Betrothals and Matrimony
[Memorial Booklet about Betrothals, etc. sec. 8]
1558 58. The proposition which states that betrothals properly so-called contain a mere civil act which disposes for the celebrating of marriage, and that these same betrothals are altogether subject to the prescription of the civil laws. as if the act disposing for the sacrament is not, under this aspect, subject to the law of the Church,–false, harmful to the right of the Church in respect to the effects flowing even from betrothals by reason of the canonical sanctions, derogatory to the discipline established by the Church.

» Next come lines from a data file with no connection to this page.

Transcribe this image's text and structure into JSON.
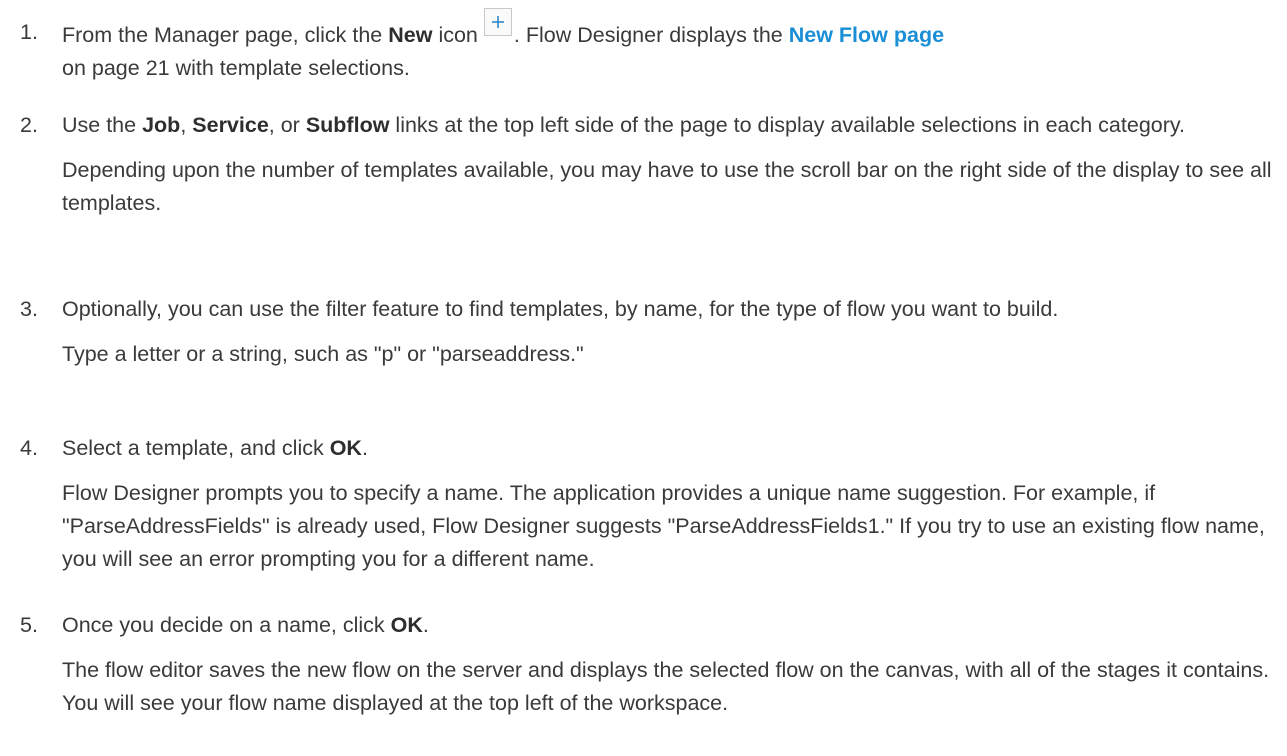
{
  "steps": [
    {
      "number": "1.",
      "line1_a": "From the Manager page, click the ",
      "new_bold": "New",
      "line1_b": " icon",
      "line1_c": ". Flow Designer displays the ",
      "link_text": "New Flow page",
      "line2": "on page 21 with template selections."
    },
    {
      "number": "2.",
      "a": "Use the ",
      "job": "Job",
      "comma1": ", ",
      "service": "Service",
      "or": ", or ",
      "subflow": "Subflow",
      "b": " links at the top left side of the page to display available selections in each category.",
      "para2": "Depending upon the number of templates available, you may have to use the scroll bar on the right side of the display to see all templates."
    },
    {
      "number": "3.",
      "para1": "Optionally, you can use the filter feature to find templates, by name, for the type of flow you want to build.",
      "para2": "Type a letter or a string, such as \"p\" or \"parseaddress.\""
    },
    {
      "number": "4.",
      "a": "Select a template, and click ",
      "ok": "OK",
      "b": ".",
      "para2": "Flow Designer prompts you to specify a name. The application provides a unique name suggestion. For example, if \"ParseAddressFields\" is already used, Flow Designer suggests \"ParseAddressFields1.\" If you try to use an existing flow name, you will see an error prompting you for a different name."
    },
    {
      "number": "5.",
      "a": "Once you decide on a name, click ",
      "ok": "OK",
      "b": ".",
      "para2": "The flow editor saves the new flow on the server and displays the selected flow on the canvas, with all of the stages it contains. You will see your flow name displayed at the top left of the workspace."
    }
  ],
  "colors": {
    "text": "#3a3a3a",
    "link": "#1a8fd6"
  },
  "icons": [
    "plus-icon"
  ]
}
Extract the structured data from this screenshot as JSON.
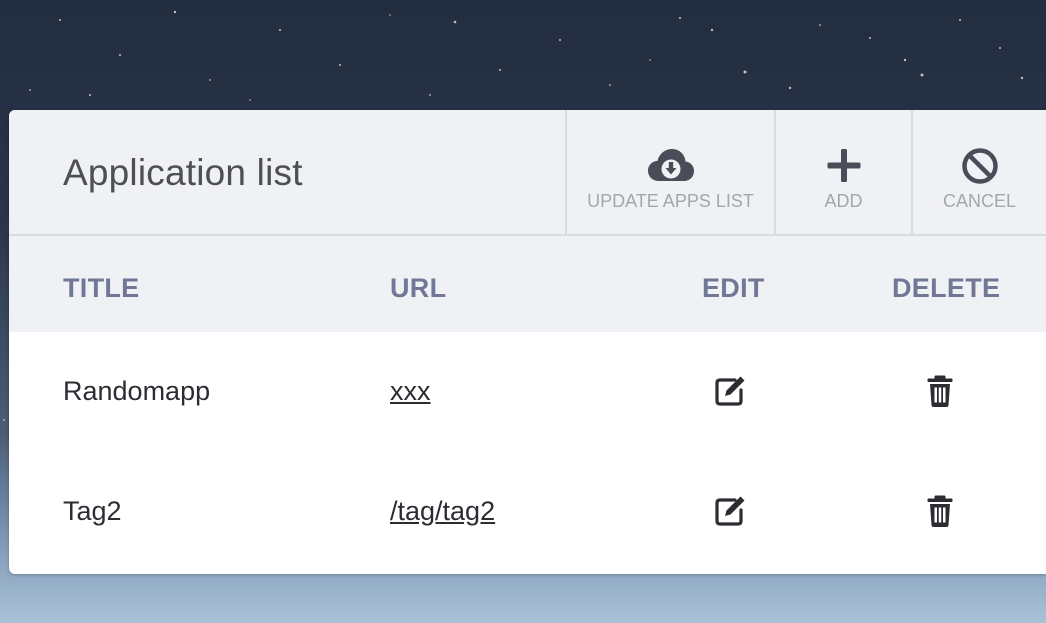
{
  "header": {
    "title": "Application list",
    "buttons": {
      "update": {
        "label": "UPDATE APPS LIST",
        "icon": "cloud-download-icon"
      },
      "add": {
        "label": "ADD",
        "icon": "plus-icon"
      },
      "cancel": {
        "label": "CANCEL",
        "icon": "ban-icon"
      }
    }
  },
  "table": {
    "columns": [
      "TITLE",
      "URL",
      "EDIT",
      "DELETE"
    ],
    "rows": [
      {
        "title": "Randomapp",
        "url": "xxx",
        "edit_icon": "edit-icon",
        "delete_icon": "trash-icon"
      },
      {
        "title": "Tag2",
        "url": "/tag/tag2",
        "edit_icon": "edit-icon",
        "delete_icon": "trash-icon"
      }
    ]
  },
  "colors": {
    "header_bg": "#f0f1f5",
    "column_header_text": "#707895",
    "button_text": "#a3a6ad",
    "icon_color": "#4a4d57"
  }
}
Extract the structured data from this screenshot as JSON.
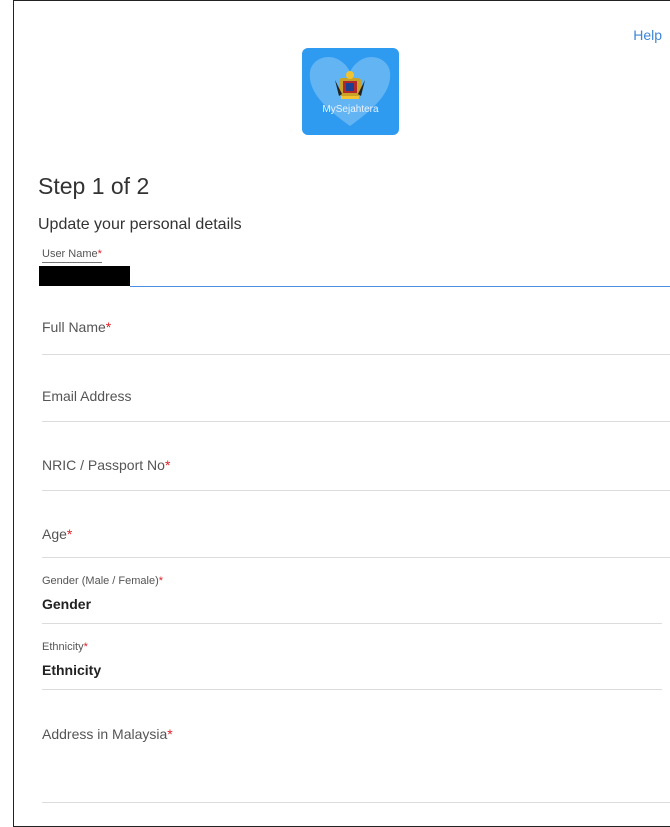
{
  "header": {
    "help_label": "Help"
  },
  "logo": {
    "text": "MySejahtera",
    "icon": "heart-crest-icon"
  },
  "step_title": "Step 1 of 2",
  "subtitle": "Update your personal details",
  "required_marker": "*",
  "fields": {
    "user_name": {
      "label": "User Name",
      "required": true
    },
    "full_name": {
      "label": "Full Name",
      "required": true,
      "value": ""
    },
    "email": {
      "label": "Email Address",
      "required": false,
      "value": ""
    },
    "nric": {
      "label": "NRIC / Passport No",
      "required": true,
      "value": ""
    },
    "age": {
      "label": "Age",
      "required": true,
      "value": ""
    },
    "gender": {
      "label": "Gender (Male / Female)",
      "required": true,
      "value": "Gender"
    },
    "ethnicity": {
      "label": "Ethnicity",
      "required": true,
      "value": "Ethnicity"
    },
    "address": {
      "label": "Address in Malaysia",
      "required": true,
      "value": ""
    }
  },
  "colors": {
    "accent": "#3f86d8",
    "logo_bg": "#2f9bf0",
    "required": "#e0202a"
  }
}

[Matrimony, sees. 7, 11, 12]
1559 59. The doctrine of the synod asserting that “to the supreme civil power alone originally belongs the right to apply to the contract of marriage impediments of that sort which render it null and are called nullifying”: which “original right,” besides, is said to be ”essentially connected with the right of dispensing”: adding that “with the secret consent or connivance of the principals, the Church could justly establish impediments which nullify the very contract of marriage”; as if the Church could not and cannot always in Christian marriages, establish by its own rights impediments which not only hinder marriage, but also render it null as regards the bond, and also dispense from those impediments by which Christians are held bound even in the countries of infidels,–destructive of canons 3, 4, 9, 12 of the 24th session of the Council of Trent, heretical [see n. 973 ff.].
[Cit. Memorial Booklet about Betrothals, sec. 10]
1560 60. Likewise, the proposal of the synod to the civil power, that “it remove from the number of impediments, whose origin is found in the Collection of Justinian, spiritual relationship and also that one which is called of public honor”; then, that “it should tighten the impediment of affinity and relationship from any licit or illicit connection of birth to the fourth degree, according to the civil computation through the lateral and oblique lines, in such a way, nevertheless, that there be left no hope of obtaining a dispensation”; in so far as it attributes to the civil power the right either of abolishing or of tightening impediments which have been established and approved by the authority of the Church; likewise, where it proposes that the Church can be despoiled by the civil power of the right of dispensing from impediments established or approved by the Church,–subversive of the liberty and power of the Church, contrary to Trent, issuing from the heretical principle condemned above [see n. 973 ff.].